# next_permutation and prev_permutation in C++ with examples

In this tutorial, we will learn about C++ STL functions next_permuation and prev_permutation. We will also understand it more using examples.

Permutation is a different possible arrangement from a set of elements that can be obtained by changing the order of its element.
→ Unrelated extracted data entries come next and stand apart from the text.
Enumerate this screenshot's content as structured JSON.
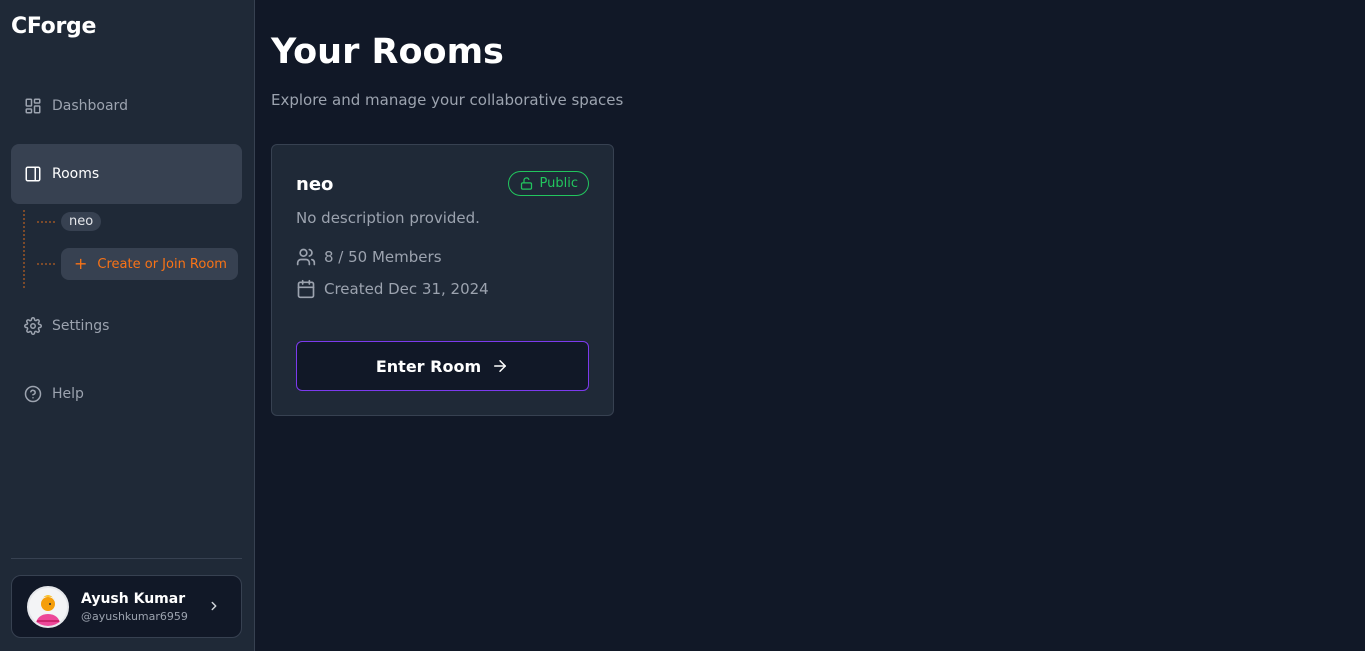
{
  "app": {
    "name": "CForge"
  },
  "sidebar": {
    "items": [
      {
        "label": "Dashboard",
        "icon": "dashboard-icon"
      },
      {
        "label": "Rooms",
        "icon": "rooms-icon"
      },
      {
        "label": "Settings",
        "icon": "gear-icon"
      },
      {
        "label": "Help",
        "icon": "help-icon"
      }
    ],
    "active": "Rooms",
    "rooms_subtree": {
      "rooms": [
        "neo"
      ],
      "create_label": "Create or Join Room"
    }
  },
  "user": {
    "name": "Ayush Kumar",
    "handle": "@ayushkumar6959"
  },
  "main": {
    "title": "Your Rooms",
    "subtitle": "Explore and manage your collaborative spaces",
    "rooms": [
      {
        "name": "neo",
        "visibility": "Public",
        "description": "No description provided.",
        "members": "8 / 50 Members",
        "created": "Created Dec 31, 2024",
        "cta": "Enter Room"
      }
    ]
  },
  "colors": {
    "background": "#111827",
    "sidebar": "#1f2937",
    "accent_orange": "#f97316",
    "public_green": "#22c55e",
    "button_border_purple": "#7c3aed"
  }
}
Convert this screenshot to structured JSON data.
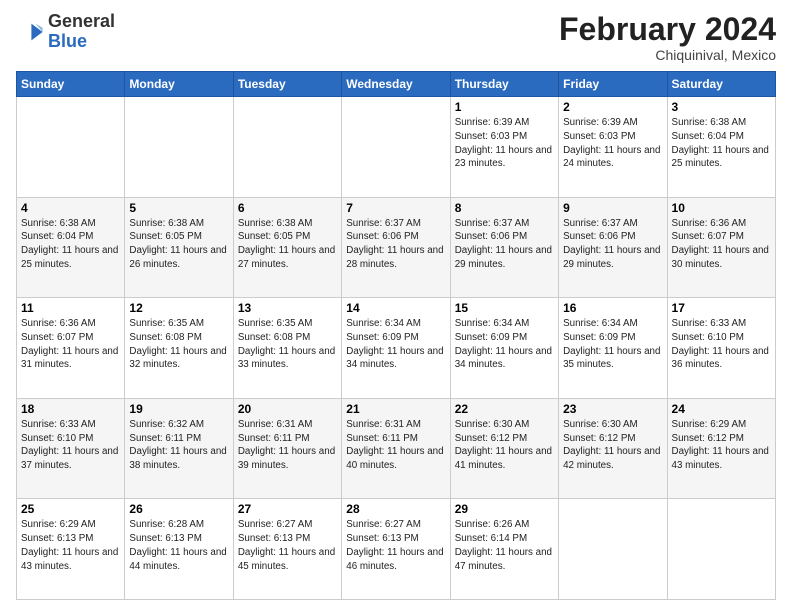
{
  "header": {
    "logo_general": "General",
    "logo_blue": "Blue",
    "title": "February 2024",
    "subtitle": "Chiquinival, Mexico"
  },
  "weekdays": [
    "Sunday",
    "Monday",
    "Tuesday",
    "Wednesday",
    "Thursday",
    "Friday",
    "Saturday"
  ],
  "weeks": [
    [
      {
        "day": "",
        "info": ""
      },
      {
        "day": "",
        "info": ""
      },
      {
        "day": "",
        "info": ""
      },
      {
        "day": "",
        "info": ""
      },
      {
        "day": "1",
        "info": "Sunrise: 6:39 AM\nSunset: 6:03 PM\nDaylight: 11 hours and 23 minutes."
      },
      {
        "day": "2",
        "info": "Sunrise: 6:39 AM\nSunset: 6:03 PM\nDaylight: 11 hours and 24 minutes."
      },
      {
        "day": "3",
        "info": "Sunrise: 6:38 AM\nSunset: 6:04 PM\nDaylight: 11 hours and 25 minutes."
      }
    ],
    [
      {
        "day": "4",
        "info": "Sunrise: 6:38 AM\nSunset: 6:04 PM\nDaylight: 11 hours and 25 minutes."
      },
      {
        "day": "5",
        "info": "Sunrise: 6:38 AM\nSunset: 6:05 PM\nDaylight: 11 hours and 26 minutes."
      },
      {
        "day": "6",
        "info": "Sunrise: 6:38 AM\nSunset: 6:05 PM\nDaylight: 11 hours and 27 minutes."
      },
      {
        "day": "7",
        "info": "Sunrise: 6:37 AM\nSunset: 6:06 PM\nDaylight: 11 hours and 28 minutes."
      },
      {
        "day": "8",
        "info": "Sunrise: 6:37 AM\nSunset: 6:06 PM\nDaylight: 11 hours and 29 minutes."
      },
      {
        "day": "9",
        "info": "Sunrise: 6:37 AM\nSunset: 6:06 PM\nDaylight: 11 hours and 29 minutes."
      },
      {
        "day": "10",
        "info": "Sunrise: 6:36 AM\nSunset: 6:07 PM\nDaylight: 11 hours and 30 minutes."
      }
    ],
    [
      {
        "day": "11",
        "info": "Sunrise: 6:36 AM\nSunset: 6:07 PM\nDaylight: 11 hours and 31 minutes."
      },
      {
        "day": "12",
        "info": "Sunrise: 6:35 AM\nSunset: 6:08 PM\nDaylight: 11 hours and 32 minutes."
      },
      {
        "day": "13",
        "info": "Sunrise: 6:35 AM\nSunset: 6:08 PM\nDaylight: 11 hours and 33 minutes."
      },
      {
        "day": "14",
        "info": "Sunrise: 6:34 AM\nSunset: 6:09 PM\nDaylight: 11 hours and 34 minutes."
      },
      {
        "day": "15",
        "info": "Sunrise: 6:34 AM\nSunset: 6:09 PM\nDaylight: 11 hours and 34 minutes."
      },
      {
        "day": "16",
        "info": "Sunrise: 6:34 AM\nSunset: 6:09 PM\nDaylight: 11 hours and 35 minutes."
      },
      {
        "day": "17",
        "info": "Sunrise: 6:33 AM\nSunset: 6:10 PM\nDaylight: 11 hours and 36 minutes."
      }
    ],
    [
      {
        "day": "18",
        "info": "Sunrise: 6:33 AM\nSunset: 6:10 PM\nDaylight: 11 hours and 37 minutes."
      },
      {
        "day": "19",
        "info": "Sunrise: 6:32 AM\nSunset: 6:11 PM\nDaylight: 11 hours and 38 minutes."
      },
      {
        "day": "20",
        "info": "Sunrise: 6:31 AM\nSunset: 6:11 PM\nDaylight: 11 hours and 39 minutes."
      },
      {
        "day": "21",
        "info": "Sunrise: 6:31 AM\nSunset: 6:11 PM\nDaylight: 11 hours and 40 minutes."
      },
      {
        "day": "22",
        "info": "Sunrise: 6:30 AM\nSunset: 6:12 PM\nDaylight: 11 hours and 41 minutes."
      },
      {
        "day": "23",
        "info": "Sunrise: 6:30 AM\nSunset: 6:12 PM\nDaylight: 11 hours and 42 minutes."
      },
      {
        "day": "24",
        "info": "Sunrise: 6:29 AM\nSunset: 6:12 PM\nDaylight: 11 hours and 43 minutes."
      }
    ],
    [
      {
        "day": "25",
        "info": "Sunrise: 6:29 AM\nSunset: 6:13 PM\nDaylight: 11 hours and 43 minutes."
      },
      {
        "day": "26",
        "info": "Sunrise: 6:28 AM\nSunset: 6:13 PM\nDaylight: 11 hours and 44 minutes."
      },
      {
        "day": "27",
        "info": "Sunrise: 6:27 AM\nSunset: 6:13 PM\nDaylight: 11 hours and 45 minutes."
      },
      {
        "day": "28",
        "info": "Sunrise: 6:27 AM\nSunset: 6:13 PM\nDaylight: 11 hours and 46 minutes."
      },
      {
        "day": "29",
        "info": "Sunrise: 6:26 AM\nSunset: 6:14 PM\nDaylight: 11 hours and 47 minutes."
      },
      {
        "day": "",
        "info": ""
      },
      {
        "day": "",
        "info": ""
      }
    ]
  ]
}
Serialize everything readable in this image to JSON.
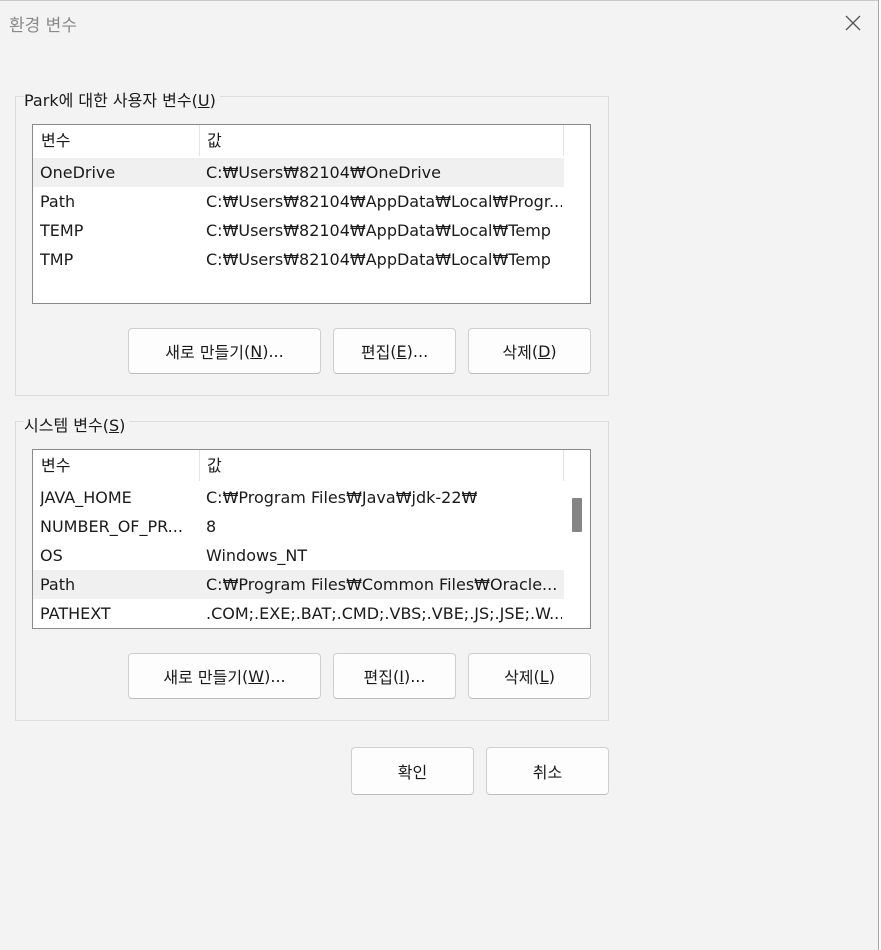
{
  "window": {
    "title": "환경 변수",
    "close_icon": "close-icon"
  },
  "user_vars": {
    "label": "Park에 대한 사용자 변수",
    "label_accel": "U",
    "columns": [
      "변수",
      "값"
    ],
    "rows": [
      {
        "name": "OneDrive",
        "value": "C:₩Users₩82104₩OneDrive",
        "selected": true
      },
      {
        "name": "Path",
        "value": "C:₩Users₩82104₩AppData₩Local₩Progr...",
        "selected": false
      },
      {
        "name": "TEMP",
        "value": "C:₩Users₩82104₩AppData₩Local₩Temp",
        "selected": false
      },
      {
        "name": "TMP",
        "value": "C:₩Users₩82104₩AppData₩Local₩Temp",
        "selected": false
      }
    ],
    "buttons": {
      "new_label": "새로 만들기",
      "new_accel": "N",
      "edit_label": "편집",
      "edit_accel": "E",
      "delete_label": "삭제",
      "delete_accel": "D"
    }
  },
  "system_vars": {
    "label": "시스템 변수",
    "label_accel": "S",
    "columns": [
      "변수",
      "값"
    ],
    "rows": [
      {
        "name": "JAVA_HOME",
        "value": "C:₩Program Files₩Java₩jdk-22₩",
        "selected": false
      },
      {
        "name": "NUMBER_OF_PR...",
        "value": "8",
        "selected": false
      },
      {
        "name": "OS",
        "value": "Windows_NT",
        "selected": false
      },
      {
        "name": "Path",
        "value": "C:₩Program Files₩Common Files₩Oracle...",
        "selected": true
      },
      {
        "name": "PATHEXT",
        "value": ".COM;.EXE;.BAT;.CMD;.VBS;.VBE;.JS;.JSE;.W...",
        "selected": false
      }
    ],
    "buttons": {
      "new_label": "새로 만들기",
      "new_accel": "W",
      "edit_label": "편집",
      "edit_accel": "I",
      "delete_label": "삭제",
      "delete_accel": "L"
    }
  },
  "footer": {
    "ok_label": "확인",
    "cancel_label": "취소"
  },
  "colors": {
    "dialog_bg": "#f3f3f3",
    "selected_row": "#f0f0f0",
    "list_border": "#8a8a8a"
  }
}
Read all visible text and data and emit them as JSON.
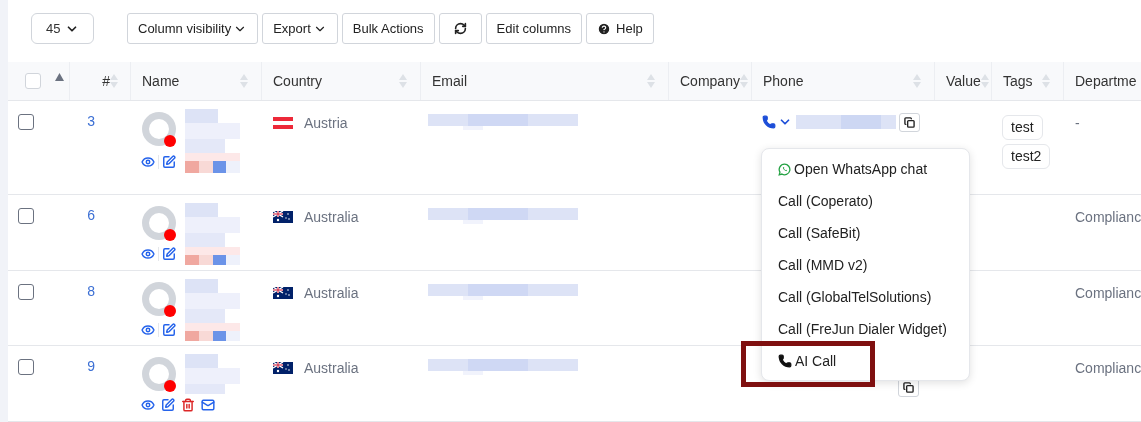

If N is the number of elements then there could be N! arrangements that can be obtained.

## std::next_permutation() in C++

This comes under the Standard Template Library of C++. It rearranges the elements such that we can get lexicographically the next permutation which will be greater than this ordered pair. The range of arrangement will be [first_element, last_element).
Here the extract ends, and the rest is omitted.